Em todos os momentos da História, seja na Antiguidade, na Idade Média, ou no nosso tempo, são as mesmas paixões e os mesmos desígnios que inspiram os humanos. Entender a História é entender melhor a natureza humana.

11 setembro 2015

Pagar ou não pagar, eis a questão (a que nem eles sabem responder)


Os portugueses não são preguiçosos, nem piegas, são até muito esforçados, e possuem grande vontade de agradar. Aos de fora. Em relação aos seus compatriotas, mostram pouca solidariedade. Além disso, ocupam grande parte do seu tempo com coisas evitáveis. Esse é, no fundo, o grande problema do nosso país: produtividade baixa devido à concentração de forças nas coisas erradas. Senti-o na pele, num assunto que se arrastou durante ano e meio, consumindo esforços e dinheiro desnecessários.

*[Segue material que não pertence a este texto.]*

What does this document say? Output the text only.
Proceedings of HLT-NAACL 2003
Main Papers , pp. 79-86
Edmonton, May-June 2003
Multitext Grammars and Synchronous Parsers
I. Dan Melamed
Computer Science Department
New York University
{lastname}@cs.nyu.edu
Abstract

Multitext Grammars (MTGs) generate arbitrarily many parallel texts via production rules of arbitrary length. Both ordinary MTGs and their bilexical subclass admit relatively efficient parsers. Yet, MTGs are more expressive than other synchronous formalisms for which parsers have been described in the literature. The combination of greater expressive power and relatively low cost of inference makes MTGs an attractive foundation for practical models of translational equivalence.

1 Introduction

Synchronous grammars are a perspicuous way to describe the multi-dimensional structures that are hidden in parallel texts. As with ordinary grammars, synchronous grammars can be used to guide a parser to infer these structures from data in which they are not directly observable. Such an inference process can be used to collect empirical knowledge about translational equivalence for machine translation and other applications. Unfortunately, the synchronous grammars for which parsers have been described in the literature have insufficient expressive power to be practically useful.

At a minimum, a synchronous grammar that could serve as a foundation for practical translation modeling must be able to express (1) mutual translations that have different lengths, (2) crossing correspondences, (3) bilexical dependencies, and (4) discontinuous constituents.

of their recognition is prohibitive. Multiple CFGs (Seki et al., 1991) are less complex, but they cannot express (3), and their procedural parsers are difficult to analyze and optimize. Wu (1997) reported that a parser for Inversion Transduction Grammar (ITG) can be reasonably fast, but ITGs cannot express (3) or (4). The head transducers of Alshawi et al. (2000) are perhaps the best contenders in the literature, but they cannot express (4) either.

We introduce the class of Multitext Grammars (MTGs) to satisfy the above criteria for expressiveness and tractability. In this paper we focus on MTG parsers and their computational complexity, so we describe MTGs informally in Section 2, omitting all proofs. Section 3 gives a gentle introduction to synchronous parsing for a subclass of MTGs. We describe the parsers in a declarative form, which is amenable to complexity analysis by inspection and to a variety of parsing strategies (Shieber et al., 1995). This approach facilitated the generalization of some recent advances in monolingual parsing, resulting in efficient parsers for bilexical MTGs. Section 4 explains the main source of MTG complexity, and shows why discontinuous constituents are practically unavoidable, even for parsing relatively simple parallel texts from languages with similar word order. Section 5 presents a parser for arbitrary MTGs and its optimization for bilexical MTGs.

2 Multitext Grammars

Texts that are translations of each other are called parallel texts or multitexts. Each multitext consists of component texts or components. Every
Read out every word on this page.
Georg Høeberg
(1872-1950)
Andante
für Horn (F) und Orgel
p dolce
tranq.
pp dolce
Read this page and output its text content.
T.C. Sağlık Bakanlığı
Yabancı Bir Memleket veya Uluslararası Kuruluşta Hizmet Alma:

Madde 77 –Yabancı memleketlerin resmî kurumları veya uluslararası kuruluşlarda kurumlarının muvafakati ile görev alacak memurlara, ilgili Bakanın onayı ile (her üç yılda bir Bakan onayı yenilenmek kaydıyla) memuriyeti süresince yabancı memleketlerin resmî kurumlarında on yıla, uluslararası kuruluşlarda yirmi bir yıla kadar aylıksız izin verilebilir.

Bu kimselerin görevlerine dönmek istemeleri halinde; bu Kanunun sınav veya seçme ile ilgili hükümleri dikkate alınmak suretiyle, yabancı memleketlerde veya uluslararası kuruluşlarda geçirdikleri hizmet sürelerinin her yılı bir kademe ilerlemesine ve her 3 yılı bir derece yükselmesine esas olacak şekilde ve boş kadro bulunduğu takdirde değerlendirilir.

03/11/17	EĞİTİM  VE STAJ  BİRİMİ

Em Abril de 2014, recebi, da Segurança Social, uma Certidão de Dívida, já em processo de execução, de quase seis mil euros, dizendo respeito a contribuições que não teria pago, desde Janeiro de 2011. Ora, eu tinha, de facto, atividade profissional aberta nas Finanças. No que respeitava ao período considerado, porém, os meus ganhos tinham sido de 0,00 €. A editora em questão não avançou com os pagamentos, eu nem sequer tenho qualquer informação sobre o número de exemplares de minha autoria vendidos. Entreguei, todos os anos, pontualmente, a minha declaração de IRS. Sem ganhos a declarar, nada a pagar, nada a receber. Pensei que o assunto estava resolvido.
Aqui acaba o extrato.